Lucifer toisa Dean une seconde du regard puis reporta les yeux sur Uriel qui avait suivi leur échange de plus loin et venait de les rejoindre, un dernier carton sous le bras après avoir soigneusement verrouillé la porte de la maison de Castiel.
- C'est bon, t'as tout? Alors on y va.
Sans lui accorder la moindre attention, les deux alphas se dirigèrent vers la voiture. Le blond referma le coffre d'un coup sec après que l'autre y ait déposé son fardeau.
Comprenant qu'ils allaient partir sans lui donner de réponse, sans réfléchir, Dean se précipita, attrapa l'alpha noir par le coude et le força à se retourner vers lui.

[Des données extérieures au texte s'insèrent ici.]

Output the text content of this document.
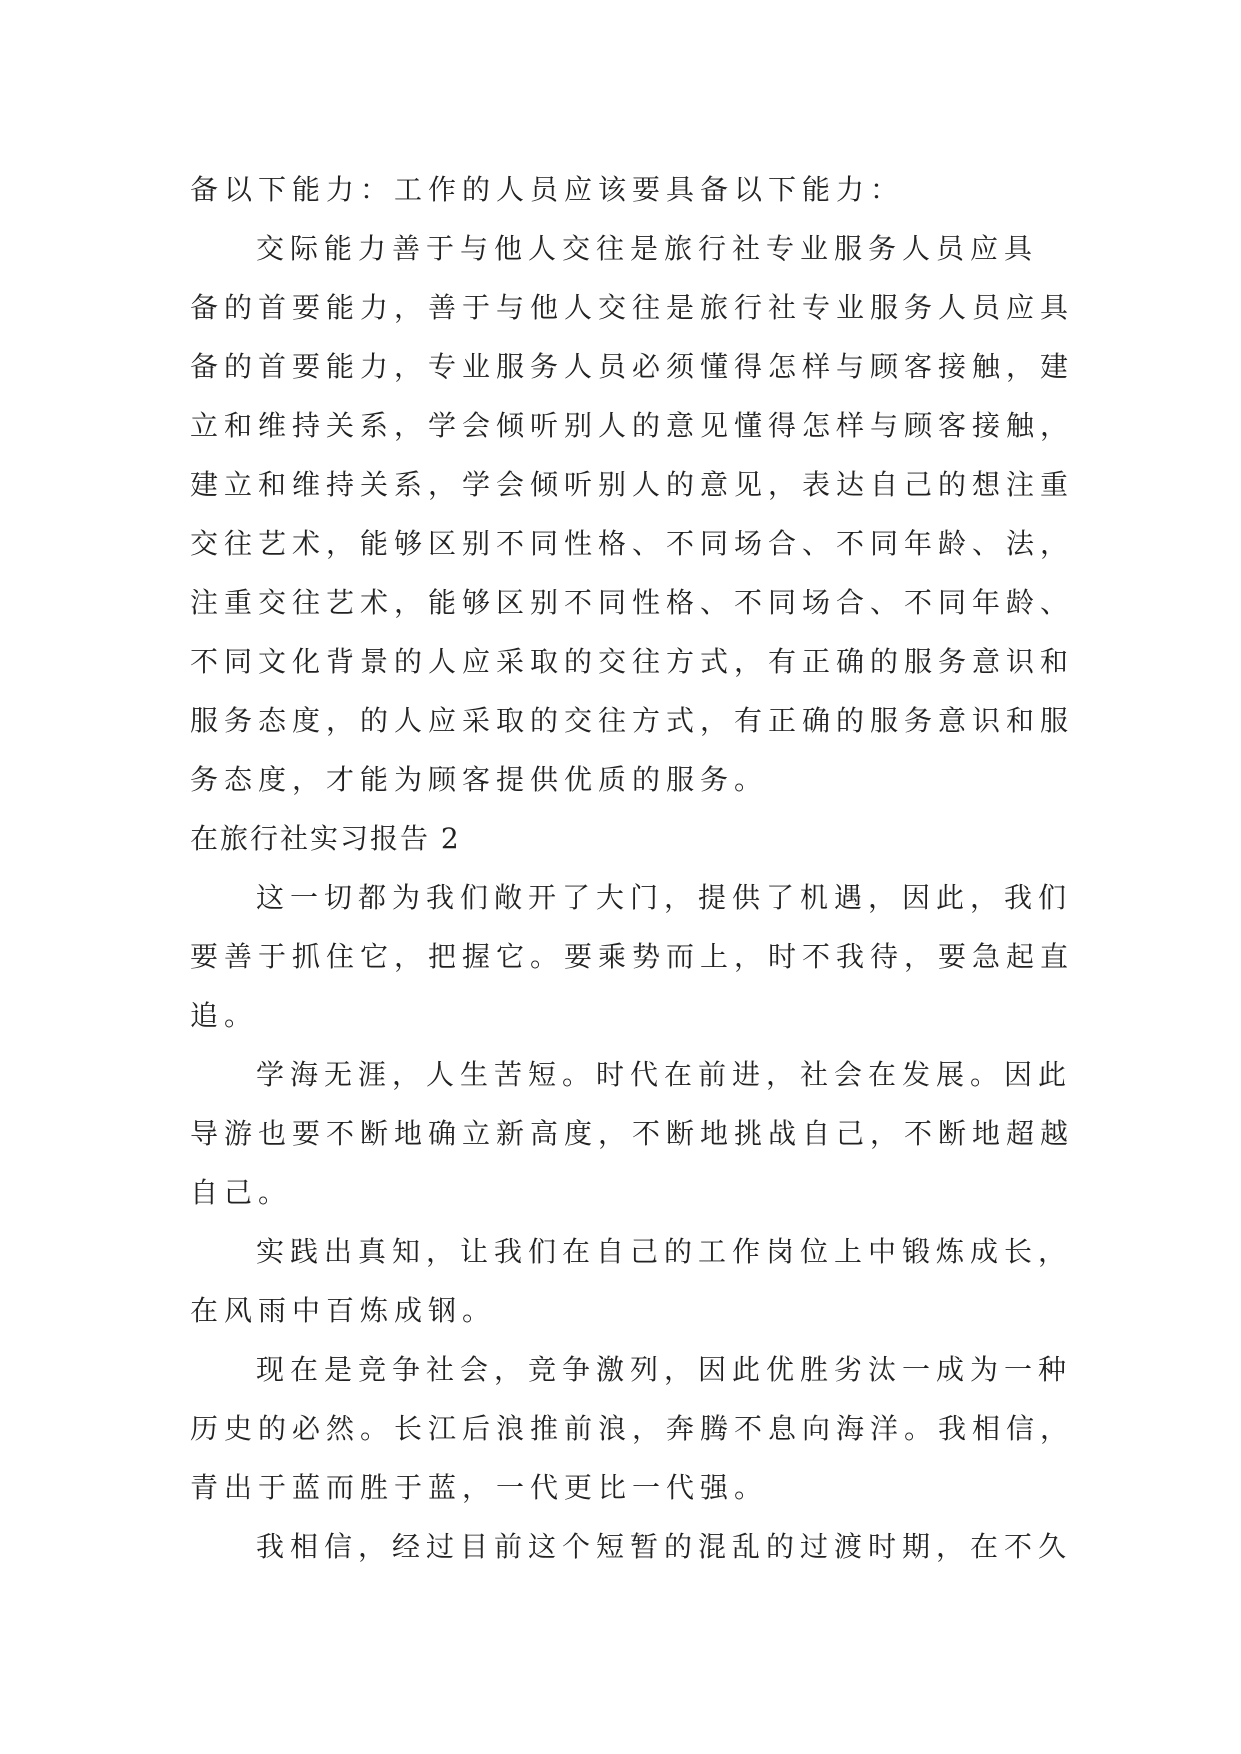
备以下能力：工作的人员应该要具备以下能力：
交际能力善于与他人交往是旅行社专业服务人员应具
备的首要能力，善于与他人交往是旅行社专业服务人员应具
备的首要能力，专业服务人员必须懂得怎样与顾客接触，建
立和维持关系，学会倾听别人的意见懂得怎样与顾客接触，
建立和维持关系，学会倾听别人的意见，表达自己的想注重
交往艺术，能够区别不同性格、不同场合、不同年龄、法，
注重交往艺术，能够区别不同性格、不同场合、不同年龄、
不同文化背景的人应采取的交往方式，有正确的服务意识和
服务态度，的人应采取的交往方式，有正确的服务意识和服
务态度，才能为顾客提供优质的服务。
在旅行社实习报告 2
这一切都为我们敞开了大门，提供了机遇，因此，我们
要善于抓住它，把握它。要乘势而上，时不我待，要急起直
追。
学海无涯，人生苦短。时代在前进，社会在发展。因此
导游也要不断地确立新高度，不断地挑战自己，不断地超越
自己。
实践出真知，让我们在自己的工作岗位上中锻炼成长，
在风雨中百炼成钢。
现在是竞争社会，竞争激列，因此优胜劣汰一成为一种
历史的必然。长江后浪推前浪，奔腾不息向海洋。我相信，
青出于蓝而胜于蓝，一代更比一代强。
我相信，经过目前这个短暂的混乱的过渡时期，在不久
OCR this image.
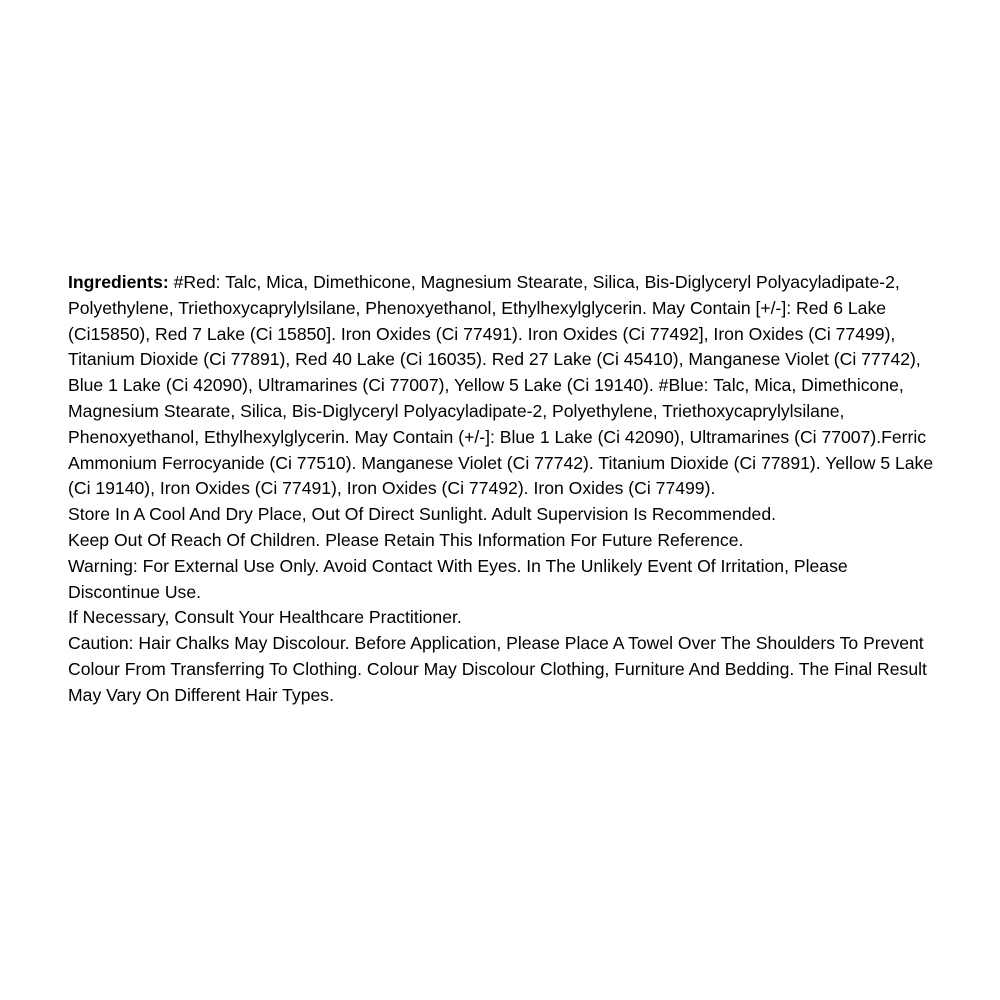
Ingredients: #Red: Talc, Mica, Dimethicone, Magnesium Stearate, Silica, Bis-Diglyceryl Polyacyladipate-2, Polyethylene, Triethoxycaprylylsilane, Phenoxyethanol, Ethylhexylglycerin. May Contain [+/-]: Red 6 Lake (Ci15850), Red 7 Lake (Ci 15850]. Iron Oxides (Ci 77491). Iron Oxides (Ci 77492], Iron Oxides (Ci 77499), Titanium Dioxide (Ci 77891), Red 40 Lake (Ci 16035). Red 27 Lake (Ci 45410), Manganese Violet (Ci 77742), Blue 1 Lake (Ci 42090), Ultramarines (Ci 77007), Yellow 5 Lake (Ci 19140). #Blue: Talc, Mica, Dimethicone, Magnesium Stearate, Silica, Bis-Diglyceryl Polyacyladipate-2, Polyethylene, Triethoxycaprylylsilane, Phenoxyethanol, Ethylhexylglycerin. May Contain (+/-]: Blue 1 Lake (Ci 42090), Ultramarines (Ci 77007).Ferric Ammonium Ferrocyanide (Ci 77510). Manganese Violet (Ci 77742). Titanium Dioxide (Ci 77891). Yellow 5 Lake (Ci 19140), Iron Oxides (Ci 77491), Iron Oxides (Ci 77492). Iron Oxides (Ci 77499).

Store In A Cool And Dry Place, Out Of Direct Sunlight. Adult Supervision Is Recommended.

Keep Out Of Reach Of Children. Please Retain This Information For Future Reference.

Warning: For External Use Only. Avoid Contact With Eyes. In The Unlikely Event Of Irritation, Please Discontinue Use.

If Necessary, Consult Your Healthcare Practitioner.

Caution: Hair Chalks May Discolour. Before Application, Please Place A Towel Over The Shoulders To Prevent Colour From Transferring To Clothing. Colour May Discolour Clothing, Furniture And Bedding. The Final Result May Vary On Different Hair Types.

Il jouait un jeu dangereux, il le savait. Il n'était pas de taille contre deux alphas, et même sans son comportement ouvertement agressif, l'odeur qu'il portait sur lui aurait pu suffire à les déchainer. Mais l'angoisse de ce que ce Lucifer lui avait annoncé supplantait toute prudence élémentaire. Castiel était blessé. Gravement.

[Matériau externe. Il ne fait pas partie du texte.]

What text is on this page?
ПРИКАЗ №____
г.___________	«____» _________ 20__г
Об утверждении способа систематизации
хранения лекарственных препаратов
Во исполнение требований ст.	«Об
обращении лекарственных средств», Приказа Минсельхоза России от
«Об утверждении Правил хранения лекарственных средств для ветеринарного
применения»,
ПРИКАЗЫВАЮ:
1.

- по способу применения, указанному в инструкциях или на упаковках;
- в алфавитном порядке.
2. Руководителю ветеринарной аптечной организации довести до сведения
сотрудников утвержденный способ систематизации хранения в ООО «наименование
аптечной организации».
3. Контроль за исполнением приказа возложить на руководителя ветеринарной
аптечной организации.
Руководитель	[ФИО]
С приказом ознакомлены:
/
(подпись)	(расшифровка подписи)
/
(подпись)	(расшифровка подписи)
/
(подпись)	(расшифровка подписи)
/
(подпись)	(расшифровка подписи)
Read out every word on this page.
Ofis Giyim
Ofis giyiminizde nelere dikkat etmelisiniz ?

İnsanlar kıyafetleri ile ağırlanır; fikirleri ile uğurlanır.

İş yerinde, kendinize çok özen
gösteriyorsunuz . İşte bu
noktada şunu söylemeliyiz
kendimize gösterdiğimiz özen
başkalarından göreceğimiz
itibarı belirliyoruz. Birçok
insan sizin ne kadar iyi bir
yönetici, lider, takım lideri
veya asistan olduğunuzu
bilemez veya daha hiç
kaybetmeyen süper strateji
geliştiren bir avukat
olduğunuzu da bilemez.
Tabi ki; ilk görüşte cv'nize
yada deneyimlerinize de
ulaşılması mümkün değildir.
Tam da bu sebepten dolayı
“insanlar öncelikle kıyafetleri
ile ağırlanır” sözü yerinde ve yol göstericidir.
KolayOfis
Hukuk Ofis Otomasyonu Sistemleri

- Hé ! Réponds moi. Qu'est ce qui s'est passé ?
L'alpha fit volte-face et, en une seconde, le plaqua face contre la carrosserie avant même que Dean n'ait eu le temps de réagir.
- Qu'est ce que ça peut bien te foutre, oméga ? Depuis quand tu te préoccupes de Castiel ou de ce qui peut bien lui arriver ?
Il tenta de se cabrer pour le déloger de son dos, mais l'alpha avait saisi son poignet gauche et le remontait déjà à hauteur de ses omoplates. Il avait l'impression que son épaule allait se disloquer de nouveau. Bordel si tous ces enfoirés pouvaient un peu changer de côté !
- Lâche le, Uriel.
Lucifer contourna le véhicule et vint placer une main apaisante sur l'épaule de son ami.
- Lâche le. Tu sais très bien qu'il ne voudrait pas que tu le blesses.
Visiblement à contre cœur, l'alpha relâcha sa prise et se recula d'un pas. Son visage exprimait ouvertement toute la colère et le mépris qu'il ressentait. Il détailla de haut en bas et avec un dégout affiché l'oméga qui s'était retourné et se massait l'épaule.
- Tu empestes le foutre. Comment peut il tenir à toi ?
Si habituellement ce genre de remarque glissait sur lui comme de l'eau sur les plumes d'un canard, cette fois Dean reçut ses paroles avec la violence d'un train le percutant à grande vitesse. Parce que cet alpha avait raison, il n'était rien pour que Castiel se préoccupe de lui. Moins que rien même. Juste le défouloir et le vide-couilles d'un alpha cinglé.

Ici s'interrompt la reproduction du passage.